Quelle est votre impression en regardant cette image? Sûrement l’impression d’une terre sèche, infertile. On voit à droite un enclos défait et à gauche une femme bien aimante et ses deux enfants qui, délaissés, semble à la recherche de on-ne-sait-pas-quoi. En tout cas, elle semble bien cherché quelque chose! On pourrait presque croire à un village abandonné! Voici une autre photo prise à moins de 100 mètres du même endroit :



C’est le même village! Dans celle-ci, on voit toute l’agitation. Le forage permet à plusieurs femmes de puiser l’eau nécessaire à la nourriture. Il semble bien y avoir une dynamique sociale s’étant installé grâce au forage! Des bœufs viennent s’abreuver et des pintades tournent autour. Mangera-t-on de la bonne pintade grillée au souper!!!???

Les pailles tissées derrière le forage montre une activité économique. On fabrique ces rouleaux avec de longues herbes qu’on vend au marché. Finalement, les arbres derrières nous indiquent une activité agro-forestière. Ces arbres vont donner des fruits ou seront utilisé à des fins médicinales.

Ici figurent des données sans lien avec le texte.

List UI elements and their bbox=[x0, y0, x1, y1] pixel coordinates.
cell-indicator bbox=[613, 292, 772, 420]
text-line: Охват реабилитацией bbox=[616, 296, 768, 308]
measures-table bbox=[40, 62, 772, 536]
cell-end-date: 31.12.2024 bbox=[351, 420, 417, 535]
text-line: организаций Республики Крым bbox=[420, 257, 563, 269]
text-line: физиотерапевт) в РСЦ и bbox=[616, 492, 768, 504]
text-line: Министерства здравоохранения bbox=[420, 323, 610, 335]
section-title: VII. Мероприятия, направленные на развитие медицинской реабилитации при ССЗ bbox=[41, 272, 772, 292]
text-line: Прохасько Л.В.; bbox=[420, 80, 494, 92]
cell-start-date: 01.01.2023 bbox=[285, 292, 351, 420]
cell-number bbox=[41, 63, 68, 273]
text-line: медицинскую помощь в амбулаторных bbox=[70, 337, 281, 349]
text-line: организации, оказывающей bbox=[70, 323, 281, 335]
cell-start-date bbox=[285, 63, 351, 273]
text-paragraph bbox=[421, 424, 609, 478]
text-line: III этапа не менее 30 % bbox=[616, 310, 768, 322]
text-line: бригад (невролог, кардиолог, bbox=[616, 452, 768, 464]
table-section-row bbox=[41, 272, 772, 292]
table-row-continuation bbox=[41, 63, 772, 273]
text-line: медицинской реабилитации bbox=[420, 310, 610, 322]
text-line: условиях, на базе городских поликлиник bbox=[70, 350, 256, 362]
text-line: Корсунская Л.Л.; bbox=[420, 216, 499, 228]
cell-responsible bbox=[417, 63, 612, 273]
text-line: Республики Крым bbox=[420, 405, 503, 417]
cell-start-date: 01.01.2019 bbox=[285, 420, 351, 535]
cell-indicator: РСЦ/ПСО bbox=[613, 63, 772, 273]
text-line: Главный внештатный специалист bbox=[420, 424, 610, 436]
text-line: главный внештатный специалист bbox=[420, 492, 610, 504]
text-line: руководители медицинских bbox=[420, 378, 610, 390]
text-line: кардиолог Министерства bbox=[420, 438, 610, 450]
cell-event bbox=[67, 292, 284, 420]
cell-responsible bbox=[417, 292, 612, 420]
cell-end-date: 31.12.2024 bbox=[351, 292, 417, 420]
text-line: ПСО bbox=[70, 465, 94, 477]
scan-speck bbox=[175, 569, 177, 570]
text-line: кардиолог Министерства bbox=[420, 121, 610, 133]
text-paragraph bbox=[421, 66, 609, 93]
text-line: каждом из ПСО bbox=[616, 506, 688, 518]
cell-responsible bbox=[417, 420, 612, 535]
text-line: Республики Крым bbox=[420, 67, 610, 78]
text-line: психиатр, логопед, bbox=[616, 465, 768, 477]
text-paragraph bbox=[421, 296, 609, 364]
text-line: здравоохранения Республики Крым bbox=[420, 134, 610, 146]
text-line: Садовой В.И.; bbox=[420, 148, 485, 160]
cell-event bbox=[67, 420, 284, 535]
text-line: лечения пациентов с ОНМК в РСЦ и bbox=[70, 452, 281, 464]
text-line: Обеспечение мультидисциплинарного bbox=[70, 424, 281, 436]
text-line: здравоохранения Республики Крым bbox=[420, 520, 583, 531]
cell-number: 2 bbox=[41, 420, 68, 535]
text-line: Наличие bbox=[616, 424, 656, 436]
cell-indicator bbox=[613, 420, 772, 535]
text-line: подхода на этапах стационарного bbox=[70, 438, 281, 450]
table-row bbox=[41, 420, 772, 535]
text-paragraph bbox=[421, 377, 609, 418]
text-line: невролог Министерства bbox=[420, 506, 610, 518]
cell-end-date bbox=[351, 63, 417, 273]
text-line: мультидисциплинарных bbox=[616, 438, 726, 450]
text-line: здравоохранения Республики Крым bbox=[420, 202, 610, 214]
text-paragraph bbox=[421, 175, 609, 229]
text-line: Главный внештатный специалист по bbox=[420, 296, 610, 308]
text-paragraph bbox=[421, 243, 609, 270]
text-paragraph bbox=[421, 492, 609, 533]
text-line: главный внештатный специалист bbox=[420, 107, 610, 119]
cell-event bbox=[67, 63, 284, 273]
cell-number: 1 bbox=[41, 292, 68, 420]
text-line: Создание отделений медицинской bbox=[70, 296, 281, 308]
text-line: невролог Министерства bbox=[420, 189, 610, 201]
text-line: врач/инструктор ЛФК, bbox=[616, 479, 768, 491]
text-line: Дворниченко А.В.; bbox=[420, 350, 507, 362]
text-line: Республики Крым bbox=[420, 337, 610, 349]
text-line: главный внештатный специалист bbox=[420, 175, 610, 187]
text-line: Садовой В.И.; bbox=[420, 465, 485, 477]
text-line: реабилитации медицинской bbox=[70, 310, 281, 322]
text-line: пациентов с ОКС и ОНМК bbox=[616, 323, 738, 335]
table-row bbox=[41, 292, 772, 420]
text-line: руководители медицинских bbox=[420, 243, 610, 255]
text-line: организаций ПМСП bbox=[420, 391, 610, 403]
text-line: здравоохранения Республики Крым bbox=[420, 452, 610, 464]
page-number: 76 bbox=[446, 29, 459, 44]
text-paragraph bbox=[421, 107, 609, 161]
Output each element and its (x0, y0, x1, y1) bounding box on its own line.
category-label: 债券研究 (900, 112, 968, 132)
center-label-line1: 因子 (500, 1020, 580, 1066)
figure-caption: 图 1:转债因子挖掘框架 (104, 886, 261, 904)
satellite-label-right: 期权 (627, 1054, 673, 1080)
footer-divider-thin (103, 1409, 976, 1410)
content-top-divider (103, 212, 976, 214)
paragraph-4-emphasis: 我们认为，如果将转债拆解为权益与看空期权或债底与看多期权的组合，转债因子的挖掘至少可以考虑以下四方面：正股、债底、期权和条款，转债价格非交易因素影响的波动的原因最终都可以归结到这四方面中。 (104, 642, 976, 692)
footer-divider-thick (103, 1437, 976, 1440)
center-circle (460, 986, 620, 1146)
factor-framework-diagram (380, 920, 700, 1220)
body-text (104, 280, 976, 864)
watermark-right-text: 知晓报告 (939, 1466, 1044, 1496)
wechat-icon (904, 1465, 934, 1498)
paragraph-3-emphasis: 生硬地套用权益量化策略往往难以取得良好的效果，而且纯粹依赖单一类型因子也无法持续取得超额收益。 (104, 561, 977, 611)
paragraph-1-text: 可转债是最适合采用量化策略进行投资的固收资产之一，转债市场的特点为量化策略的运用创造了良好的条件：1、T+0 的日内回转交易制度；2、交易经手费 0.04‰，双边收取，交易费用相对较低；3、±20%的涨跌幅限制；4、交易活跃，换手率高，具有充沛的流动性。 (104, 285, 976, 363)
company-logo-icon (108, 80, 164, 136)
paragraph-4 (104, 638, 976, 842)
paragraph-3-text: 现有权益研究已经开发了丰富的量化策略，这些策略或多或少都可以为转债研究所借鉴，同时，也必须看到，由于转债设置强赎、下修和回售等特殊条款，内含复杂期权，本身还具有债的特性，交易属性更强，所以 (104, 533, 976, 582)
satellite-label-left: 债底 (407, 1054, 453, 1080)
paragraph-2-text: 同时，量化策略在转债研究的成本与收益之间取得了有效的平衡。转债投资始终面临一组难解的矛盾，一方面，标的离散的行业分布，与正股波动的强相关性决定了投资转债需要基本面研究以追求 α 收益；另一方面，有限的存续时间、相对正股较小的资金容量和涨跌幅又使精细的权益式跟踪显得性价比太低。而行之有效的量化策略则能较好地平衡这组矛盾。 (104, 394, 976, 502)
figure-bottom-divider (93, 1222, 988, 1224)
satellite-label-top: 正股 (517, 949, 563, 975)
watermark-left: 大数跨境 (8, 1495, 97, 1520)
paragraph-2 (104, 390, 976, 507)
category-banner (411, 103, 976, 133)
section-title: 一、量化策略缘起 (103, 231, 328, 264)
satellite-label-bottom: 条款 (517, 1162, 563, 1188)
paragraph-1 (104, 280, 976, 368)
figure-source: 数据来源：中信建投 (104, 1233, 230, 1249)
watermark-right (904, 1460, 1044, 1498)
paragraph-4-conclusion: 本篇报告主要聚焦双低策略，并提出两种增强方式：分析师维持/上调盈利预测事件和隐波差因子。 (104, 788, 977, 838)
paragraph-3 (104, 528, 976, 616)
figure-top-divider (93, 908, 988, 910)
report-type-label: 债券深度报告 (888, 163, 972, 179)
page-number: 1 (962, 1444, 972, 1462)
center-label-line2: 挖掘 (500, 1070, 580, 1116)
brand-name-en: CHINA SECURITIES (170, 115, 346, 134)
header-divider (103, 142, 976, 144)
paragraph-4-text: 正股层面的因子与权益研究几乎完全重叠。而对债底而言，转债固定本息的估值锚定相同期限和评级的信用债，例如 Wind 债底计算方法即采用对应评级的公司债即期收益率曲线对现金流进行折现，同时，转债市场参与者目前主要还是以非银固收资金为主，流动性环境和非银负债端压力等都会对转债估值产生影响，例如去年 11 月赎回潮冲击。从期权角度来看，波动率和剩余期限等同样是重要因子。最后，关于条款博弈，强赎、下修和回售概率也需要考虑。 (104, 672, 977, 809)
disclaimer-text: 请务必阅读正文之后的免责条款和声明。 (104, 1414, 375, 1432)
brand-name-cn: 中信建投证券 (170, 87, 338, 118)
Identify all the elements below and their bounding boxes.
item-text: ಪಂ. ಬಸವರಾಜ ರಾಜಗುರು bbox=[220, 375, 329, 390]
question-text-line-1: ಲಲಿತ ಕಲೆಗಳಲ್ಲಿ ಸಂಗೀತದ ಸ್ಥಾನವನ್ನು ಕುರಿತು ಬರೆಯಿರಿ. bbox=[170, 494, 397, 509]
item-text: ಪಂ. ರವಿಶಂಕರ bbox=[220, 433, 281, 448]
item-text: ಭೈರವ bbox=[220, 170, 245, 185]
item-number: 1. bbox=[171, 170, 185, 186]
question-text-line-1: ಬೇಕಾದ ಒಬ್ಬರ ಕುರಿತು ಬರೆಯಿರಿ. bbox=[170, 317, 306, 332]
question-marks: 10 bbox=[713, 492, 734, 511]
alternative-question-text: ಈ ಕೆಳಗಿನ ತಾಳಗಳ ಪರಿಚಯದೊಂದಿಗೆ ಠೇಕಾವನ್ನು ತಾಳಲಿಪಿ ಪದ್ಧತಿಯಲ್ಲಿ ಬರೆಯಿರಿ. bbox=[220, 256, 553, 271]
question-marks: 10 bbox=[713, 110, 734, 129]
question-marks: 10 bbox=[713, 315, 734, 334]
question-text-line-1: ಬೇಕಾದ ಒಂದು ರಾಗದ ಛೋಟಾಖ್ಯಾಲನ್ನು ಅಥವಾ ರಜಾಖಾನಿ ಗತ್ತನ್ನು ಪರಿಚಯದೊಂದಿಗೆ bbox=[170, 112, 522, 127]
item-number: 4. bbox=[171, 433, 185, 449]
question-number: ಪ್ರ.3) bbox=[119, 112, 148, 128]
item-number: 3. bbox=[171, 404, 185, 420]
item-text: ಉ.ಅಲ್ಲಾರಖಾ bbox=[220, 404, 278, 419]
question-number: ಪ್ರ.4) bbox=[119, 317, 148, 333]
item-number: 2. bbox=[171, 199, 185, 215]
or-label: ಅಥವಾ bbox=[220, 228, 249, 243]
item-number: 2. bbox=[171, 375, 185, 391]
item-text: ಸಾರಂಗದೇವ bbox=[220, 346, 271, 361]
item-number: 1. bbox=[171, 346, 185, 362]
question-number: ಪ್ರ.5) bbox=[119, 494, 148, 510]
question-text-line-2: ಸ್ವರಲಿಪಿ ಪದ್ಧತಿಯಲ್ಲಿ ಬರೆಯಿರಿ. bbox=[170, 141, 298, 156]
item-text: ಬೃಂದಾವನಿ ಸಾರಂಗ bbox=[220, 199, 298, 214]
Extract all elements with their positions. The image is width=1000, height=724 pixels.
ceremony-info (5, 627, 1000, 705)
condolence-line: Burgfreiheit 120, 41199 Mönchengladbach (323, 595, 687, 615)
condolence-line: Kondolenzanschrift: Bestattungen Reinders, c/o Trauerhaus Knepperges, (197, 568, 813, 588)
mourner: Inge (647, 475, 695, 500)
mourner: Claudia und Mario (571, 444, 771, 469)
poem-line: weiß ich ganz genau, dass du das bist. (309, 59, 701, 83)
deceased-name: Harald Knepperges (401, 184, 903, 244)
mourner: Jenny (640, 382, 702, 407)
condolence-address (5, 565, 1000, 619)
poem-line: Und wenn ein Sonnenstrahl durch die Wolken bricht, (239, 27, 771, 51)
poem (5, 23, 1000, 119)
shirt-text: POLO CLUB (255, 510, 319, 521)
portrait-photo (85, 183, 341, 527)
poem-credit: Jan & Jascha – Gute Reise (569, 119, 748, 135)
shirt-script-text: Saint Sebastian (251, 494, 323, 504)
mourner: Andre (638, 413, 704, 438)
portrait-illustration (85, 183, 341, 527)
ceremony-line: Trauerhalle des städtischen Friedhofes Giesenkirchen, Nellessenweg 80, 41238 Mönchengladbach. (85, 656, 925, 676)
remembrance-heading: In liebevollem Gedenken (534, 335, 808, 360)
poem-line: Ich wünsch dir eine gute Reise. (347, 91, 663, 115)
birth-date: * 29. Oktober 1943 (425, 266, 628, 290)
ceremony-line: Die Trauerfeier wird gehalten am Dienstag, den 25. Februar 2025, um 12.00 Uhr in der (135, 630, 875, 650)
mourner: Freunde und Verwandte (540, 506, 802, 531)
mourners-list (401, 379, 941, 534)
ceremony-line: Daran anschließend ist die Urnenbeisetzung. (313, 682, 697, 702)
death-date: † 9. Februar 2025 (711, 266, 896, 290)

Deux images du même village nous montre deux réalités différentes. J’ai la chance inouie d’être ici, au Burkina, pour présenter, selon ma vision très restreinte des choses, la réalité que je perçois. Cette réalité est modifiée par ma propre culture, mes valeurs, mes idées préconçues, mon humeur du jour, mon état de motivation et les gens qui m’entourent. Je crois par contre que cette réalité que je vous présente dans mon blogue est aussi transformée par quelque d’encore plus important : le visage que MOI je veux présenter de l’Afrique, ou du moins, de la région Nord du Burkina Faso!

C’est à moi d’évaluer quelle est ma responsabilité en temps que travailleur en développement dans la façon que j’aie de présenter l’Afrique. C’est à moi de choisir.

Au final, lesquelles de ces photos vais-je choisir pour vous présenter l’Afrique? Les deux premières ou la dernière?